第4話 異世界の迷子

「それって、もしかして……――異世界の迷子?」

「そうです」


 『異世界の迷子』とは満月の夜に王都の中央広場に転移してくる異世界人のことである。主に子どもが多いため、『迷子ロスト・チャイルド』と呼ばれている。


「たまたまハートラブル公爵家に身を寄せて、学園に通っていたんです」

「そう……」


 ジャックの身の上が分かったところで、リアには嫌な予感がよぎった。――先ほどの彼の発言だ。


「ねえ、アッシュ。『運命の人アリスちゃん』って――」

「あ、それは……アイツの世界の、物語に出てくる主人公の女のコの名前だって言ってましたね」

「……そう」


(やっぱり――そうか……)


 嫌な予感は当たるもの。


 前世の記憶にある、あの物語のことに違いない。髪色や瞳の色は違うが、恐らく、ジャックはリアと同じ世界の人間だろう。


 この王国の四大公爵。東のハートラブル公爵家、西のダイヤモント公爵家。そして、北のデスペード公爵家、南のシックローバー公爵家。その名から、あのカードゲームを思い浮かべたに違いない。


 身を寄せたのがハートだったことにも由来するのだろう。彼の名は――ジャック。『ハートのジャック』は『傭兵』である。


 おまけにハートラブル公爵家当主は――女性だ。


 リアは大きく息を吸い込んだ。


「ジャックは……何か魔法を遣えるの?」

「いや……アイツに特別な能力はないみたいです。魔力も感じられませんし」


 アッシュは土魔法を遣える。いかにも庭師の息子らしい能力だ。魔法が遣える者は、わずかだが相手の魔力を感じることができる。

 リアはあの日からずっと魔力を封じ、隠しているのだが、アッシュとは幼い頃、魔法を見せ合って、一緒に遊んでいたので、互いに魔法を遣えることを知っている。

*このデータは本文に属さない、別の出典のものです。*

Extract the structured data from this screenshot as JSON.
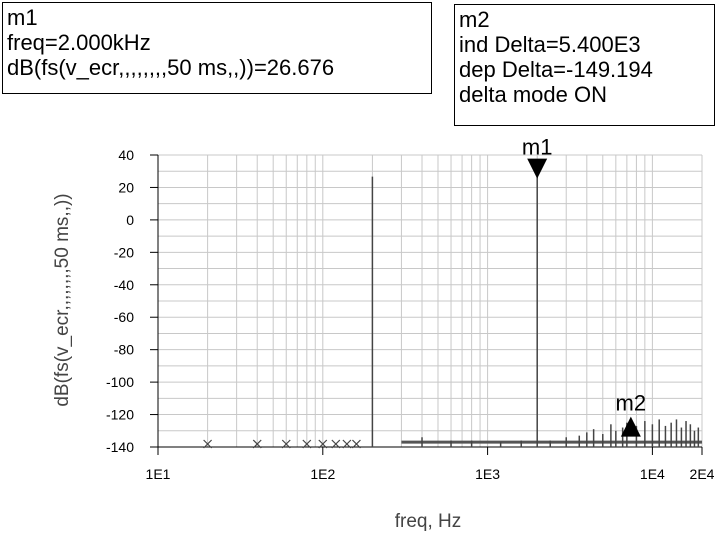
{
  "marker_m1": {
    "name": "m1",
    "freq": "freq=2.000kHz",
    "value": "dB(fs(v_ecr,,,,,,,,50 ms,,))=26.676"
  },
  "marker_m2": {
    "name": "m2",
    "ind_delta": "ind Delta=5.400E3",
    "dep_delta": "dep Delta=-149.194",
    "mode": "delta mode ON"
  },
  "chart_data": {
    "type": "line",
    "xlabel": "freq, Hz",
    "ylabel": "dB(fs(v_ecr,,,,,,,,50 ms,,))",
    "xscale": "log",
    "xlim": [
      10,
      20000
    ],
    "ylim": [
      -140,
      40
    ],
    "yticks": [
      40,
      20,
      0,
      -20,
      -40,
      -60,
      -80,
      -100,
      -120,
      -140
    ],
    "ytick_labels": [
      "40",
      "20",
      "0",
      "-20",
      "-40",
      "-60",
      "-80",
      "-100",
      "-120",
      "-140"
    ],
    "xticks": [
      10,
      100,
      1000,
      10000,
      20000
    ],
    "xtick_labels": [
      "1E1",
      "1E2",
      "1E3",
      "1E4",
      "2E4"
    ],
    "grid": true,
    "spectral_lines": [
      {
        "x": 200,
        "y": 26.676
      },
      {
        "x": 2000,
        "y": 26.676
      },
      {
        "x": 400,
        "y": -134
      },
      {
        "x": 600,
        "y": -136
      },
      {
        "x": 800,
        "y": -136
      },
      {
        "x": 1200,
        "y": -137
      },
      {
        "x": 1600,
        "y": -136
      },
      {
        "x": 2400,
        "y": -136
      },
      {
        "x": 3000,
        "y": -134
      },
      {
        "x": 3600,
        "y": -133
      },
      {
        "x": 4000,
        "y": -131
      },
      {
        "x": 4400,
        "y": -129
      },
      {
        "x": 5000,
        "y": -132
      },
      {
        "x": 5600,
        "y": -126
      },
      {
        "x": 6000,
        "y": -130
      },
      {
        "x": 6600,
        "y": -128
      },
      {
        "x": 7000,
        "y": -125
      },
      {
        "x": 8000,
        "y": -127
      },
      {
        "x": 9000,
        "y": -124
      },
      {
        "x": 10000,
        "y": -126
      },
      {
        "x": 11000,
        "y": -123
      },
      {
        "x": 12000,
        "y": -127
      },
      {
        "x": 13000,
        "y": -125
      },
      {
        "x": 14000,
        "y": -123
      },
      {
        "x": 15000,
        "y": -128
      },
      {
        "x": 16000,
        "y": -124
      },
      {
        "x": 17000,
        "y": -126
      },
      {
        "x": 18000,
        "y": -130
      },
      {
        "x": 19000,
        "y": -128
      }
    ],
    "x_markers_near_floor": [
      20,
      40,
      60,
      80,
      100,
      120,
      140,
      160
    ],
    "markers": [
      {
        "name": "m1",
        "x": 2000,
        "y": 26.676,
        "style": "down-triangle"
      },
      {
        "name": "m2",
        "x": 7400,
        "y": -122.5,
        "style": "up-triangle"
      }
    ]
  }
}
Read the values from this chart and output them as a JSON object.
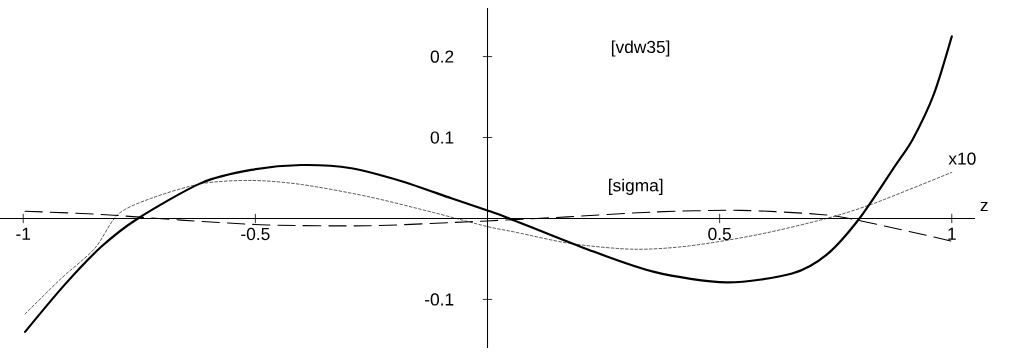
{
  "chart_data": {
    "type": "line",
    "xlabel": "z",
    "xlim": [
      -1.05,
      1.05
    ],
    "ylim": [
      -0.16,
      0.26
    ],
    "xticks": [
      -1,
      -0.5,
      0.5,
      1
    ],
    "yticks": [
      -0.1,
      0.1,
      0.2
    ],
    "grid": false,
    "marker": "none",
    "series": [
      {
        "color": "#000000",
        "line_style": "solid",
        "x": [
          -0.996,
          -0.911,
          -0.832,
          -0.753,
          -0.616,
          -0.509,
          -0.401,
          -0.293,
          -0.185,
          -0.078,
          0,
          0.047,
          0.21,
          0.359,
          0.515,
          0.656,
          0.73,
          0.801,
          0.879,
          0.916,
          0.961,
          1.0
        ],
        "values": [
          -0.14,
          -0.082,
          -0.035,
          0.0,
          0.044,
          0.06,
          0.066,
          0.062,
          0.046,
          0.025,
          0.01,
          0.0,
          -0.037,
          -0.066,
          -0.079,
          -0.068,
          -0.045,
          0.0,
          0.066,
          0.098,
          0.153,
          0.225
        ]
      },
      {
        "color": "#000000",
        "line_style": "dashed",
        "x": [
          -0.996,
          -0.832,
          -0.66,
          -0.473,
          -0.257,
          -0.078,
          0,
          0.172,
          0.359,
          0.544,
          0.716,
          0.805,
          1.0
        ],
        "values": [
          0.009,
          0.005,
          -0.002,
          -0.008,
          -0.009,
          -0.005,
          -0.003,
          0.002,
          0.008,
          0.01,
          0.005,
          -0.003,
          -0.028
        ]
      },
      {
        "color": "#000000",
        "line_style": "dotted",
        "x": [
          -0.996,
          -0.918,
          -0.846,
          -0.796,
          -0.724,
          -0.616,
          -0.509,
          -0.401,
          -0.257,
          -0.114,
          0,
          0.061,
          0.18,
          0.314,
          0.433,
          0.582,
          0.73,
          0.834,
          1.0
        ],
        "values": [
          -0.118,
          -0.074,
          -0.037,
          0.005,
          0.025,
          0.043,
          0.047,
          0.042,
          0.027,
          0.007,
          -0.01,
          -0.017,
          -0.031,
          -0.038,
          -0.034,
          -0.02,
          0.0,
          0.019,
          0.057
        ]
      }
    ],
    "annotations": [
      "[vdw35]",
      "[sigma]",
      "x10"
    ]
  }
}
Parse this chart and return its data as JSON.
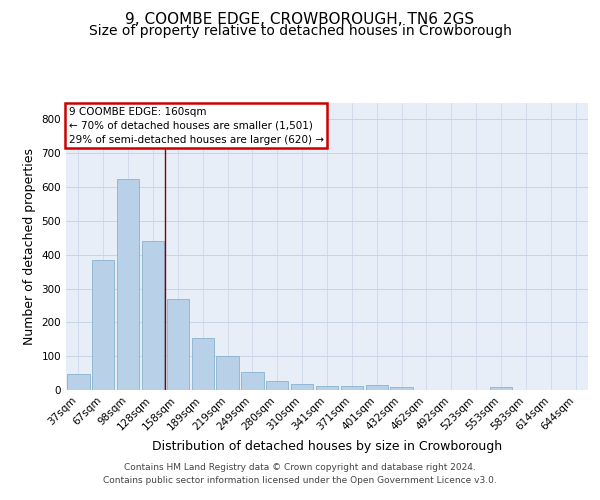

「たぶん、さっき言ってた“アイリスちゃん”もそうですね」

「転移者ってこと?」

「はい。アイツ、そういう子たちを面倒みてるんですよ。自分と重なるから、なのかな」

「そうなの……」


 軽そうにみえて、実はとても真面目な人なのかもしれない。人は、上辺だけで判断するべきではないと、リアは思った。


「でも……なんで分かったんです?」

「え? 何のこと?」


 リアが不思議そうに首を傾げると、アッシュは藤色の瞳をジッと見つめた。


「花を贈る相手に“元気がない”ということを、ですよ」

「え……」


 リアはドキリとした。見つめられたままヘーゼルの瞳から逸らせない。


「いつもなら、贈る相手の雰囲気を聞いてますよね? なんで今回は、“様子”だったんですか?」

「あの……えっと、なんとなく?」


 しどろもどろに答えると納得がいかないように、片眉を上げたアッシュが「ふぅん」と呟いた。


 リアには『秘密』がある。


 魔法が遣えることもアッシュ以外には秘密にしているが、彼にも言えていないことがあるのだ。


 “転生者”であること、と――“ある能力”を持っていること、だ。



 ◇◇◇◇



「いやぁ。それにしてもスゴイな、リアちゃんは」


(彼女はいつも想像以上の仕事をしてくれる)


 満たされた感覚に思わず緩む顔を隠せない。手元の花束を眺め、ジャックは目を細めた。


 オレンジ、黄色、赤で出来たミムラスの花束。

 花言葉は――『笑顔をみせて』『静かな勇気』『援助の申し出』。


(彼女には、すべてお見通し……か)


 今のアイリスに必要なもの。すべてが込められている。そして、何よりこの花にかけられた“魔法”。美しく保つためだけではなく、花言葉と同じ効力の魔法が込められている。

 この花を手にすれば、アイリスは今、彼女に不足しているものをすべて補うことができるだろう。 


(どうしても欲しい。彼女の“魔法”と“あの能力”。彼女がアーネスト侯爵家から除籍、追放されたことはハートラブル公爵家にとって願ってもない好機。そして――)


「――アッシュ、君のことも……ね」


 常にリアの側にいて、まるで彼女を護る騎士のような友人、アッシュ。互いに敵対する領地に身を寄せていたため、なかば諦めていたが、そちらも運が廻ってきた。


(僕はこのチャンス、絶対に逃さない)


「君たち二人を手に入れるためなら、何でもするからね? 覚悟しといてよ、アッシュ」


 ステップを踏み出しそうなくらい、軽やかに歩く赤い騎士は鼻歌交じりに呟いた。